Disclaimer : Ni Lancelot, ni Galehaut ne sont à moi et croyez bien que je le déplore…
Résumé : Lancelot a appris la disparition de Galehaut et cette tragédie le laisse fou de douleur. Des bras de la reine au château de la Joyeuse Garde il n'y a qu'un pas quand il se décide à écouter son cœur… Séquelle de « Tu n'étais pas pour moi ».
Avertissement : angst, angst, angst… A ne pas lire si vous êtes en pleine déprime, ça ne vous remontera pas le moral! Traces de shonen-ai ( amour entre hommes) mais rien d'explicite.
Le dormeur de la Joyeuse Garde
P.O.V de LancelotTu es parti.
Tu as quitté ce monde cruel pour une vie meilleure. Quand ? Je l'ignore, et après tout, quelle importance ? Il y a un jour, une semaine ou un mois… Où se trouve la différence ? Le temps est à ce point insaisissable qu'il file entre nos doigts plus rapidement que le sable ou même l'eau. Il poursuit sa course inéluctablement et irrémédiablement, nous condamnant à devenir d'illustres légendes ou d'obscurs souvenirs.
Tu es parti.
Je l'ai appris ce matin de la bouche de la dernière personne dont j'aurais songé recevoir pareille nouvelle.
Guenièvre est étendue près de moi, langoureusement lovée dans le froissement chatoyant des draps de soie et le désordre des innombrables coussins de velours dont regorge la couche digne d'un roi que nous occupons. Un tel luxe paraît insolite, voire même déplacé dans les circonstances actuelles, au beau milieu d'une prairie où nous avons dressé à la hâte un campement de fortune.
Encore un de ces longs et harassants voyages qu'accomplit traditionnellement Arthur pour visiter ses terres. Décidément, seuls les monarques nés ont le don de se recréer leur petit univers douillet et confortable parmi les herbes folles d'un champ en friche. J'en avais fait l'expérience au cours de cette étrange nuit qui, avec le recul des années, revêt des allures de fantasmagorie propres aux rêves éveillés.
La nuit où nous nous sommes rencontrés. Il y a si longtemps et pourtant j'ai l'impression qu'elle date d'hier.
C'est bientôt le matin.
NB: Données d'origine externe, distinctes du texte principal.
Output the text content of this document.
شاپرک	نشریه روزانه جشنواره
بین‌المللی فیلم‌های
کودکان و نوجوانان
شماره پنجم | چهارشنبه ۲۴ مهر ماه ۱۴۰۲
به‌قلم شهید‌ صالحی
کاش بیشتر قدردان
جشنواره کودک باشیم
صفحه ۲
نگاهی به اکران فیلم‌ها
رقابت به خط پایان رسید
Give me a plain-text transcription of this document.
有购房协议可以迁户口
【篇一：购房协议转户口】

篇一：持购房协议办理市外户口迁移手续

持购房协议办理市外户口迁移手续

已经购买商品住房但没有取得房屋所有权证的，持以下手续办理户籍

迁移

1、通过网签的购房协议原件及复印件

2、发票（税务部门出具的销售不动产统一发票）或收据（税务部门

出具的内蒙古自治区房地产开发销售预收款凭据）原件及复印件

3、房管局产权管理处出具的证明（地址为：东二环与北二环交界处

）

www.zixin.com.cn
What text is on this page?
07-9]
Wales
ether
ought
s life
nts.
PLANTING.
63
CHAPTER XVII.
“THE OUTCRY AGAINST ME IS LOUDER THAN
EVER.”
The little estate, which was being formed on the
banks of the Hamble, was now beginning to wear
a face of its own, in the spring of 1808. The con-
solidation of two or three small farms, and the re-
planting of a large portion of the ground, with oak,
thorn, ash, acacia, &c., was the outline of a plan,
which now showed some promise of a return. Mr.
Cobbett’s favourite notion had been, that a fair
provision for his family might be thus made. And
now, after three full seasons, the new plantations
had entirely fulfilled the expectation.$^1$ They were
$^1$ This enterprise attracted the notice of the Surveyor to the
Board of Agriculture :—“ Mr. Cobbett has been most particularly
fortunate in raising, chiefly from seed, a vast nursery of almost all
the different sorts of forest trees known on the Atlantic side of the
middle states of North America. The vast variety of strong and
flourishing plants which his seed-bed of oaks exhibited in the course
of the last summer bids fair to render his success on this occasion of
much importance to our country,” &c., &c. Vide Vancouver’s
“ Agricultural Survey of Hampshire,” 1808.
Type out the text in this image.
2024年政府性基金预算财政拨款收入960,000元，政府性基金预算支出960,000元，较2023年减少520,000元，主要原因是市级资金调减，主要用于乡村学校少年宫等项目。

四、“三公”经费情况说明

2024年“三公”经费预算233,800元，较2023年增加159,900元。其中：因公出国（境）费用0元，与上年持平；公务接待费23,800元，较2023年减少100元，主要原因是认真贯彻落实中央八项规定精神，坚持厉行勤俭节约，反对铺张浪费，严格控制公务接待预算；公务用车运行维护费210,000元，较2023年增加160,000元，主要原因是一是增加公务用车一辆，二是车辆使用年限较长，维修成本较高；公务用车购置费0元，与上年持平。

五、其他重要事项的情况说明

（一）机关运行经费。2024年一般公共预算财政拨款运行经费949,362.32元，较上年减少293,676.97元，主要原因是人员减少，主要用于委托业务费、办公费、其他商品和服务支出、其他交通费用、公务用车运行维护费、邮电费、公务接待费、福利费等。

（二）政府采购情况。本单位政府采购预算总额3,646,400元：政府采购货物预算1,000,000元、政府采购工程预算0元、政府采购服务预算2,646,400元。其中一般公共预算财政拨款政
Une aube pâle et indécise se profile à travers les minces interstices des pans de la tente. Un vent sec et vif s'engouffre dans cette brèche et fait frissonner nos corps moites et tièdes qui reposent inertes sur le lit. Guenièvre s'étire en laissant échapper un léger soupir, et devant cette sylphe encore livrée à l'abandon bienheureux du sommeil, désirable entre toutes, je ne ressens pour l'heure plus rien de tendre, aucune chaleur. Au contraire, c'est un froid insidieux, blanc et paralysant qui me pénètre jusqu'à la moelle des os devant cette beauté ainsi offerte avec indécence.
Guenièvre est belle, elle le sait et elle en use avec une redoutable habileté pour obtenir tout ce quelle souhaite. C'est la femme la plus magnifique et la plus splendide que mon regard ait jamais croisé. Ce teint de lys fraîchement éclos dans l'humidité d'un matin de printemps, ces yeux immenses qui conjuguent le ciel et la mer à l'infini, ces lèvres ciselées et gourmandes qui semblent appeler les baisers, ces cheveux qui cascadent tels une rivière de soie dorée le long de son dos jusqu'à ses reins… Ces membres gracieux et déliés aux courbes généreuses qui rendraient jalouse la déesse Aphrodite en personne, surmontés d'un visage d'une candeur angélique, damneraient un saint.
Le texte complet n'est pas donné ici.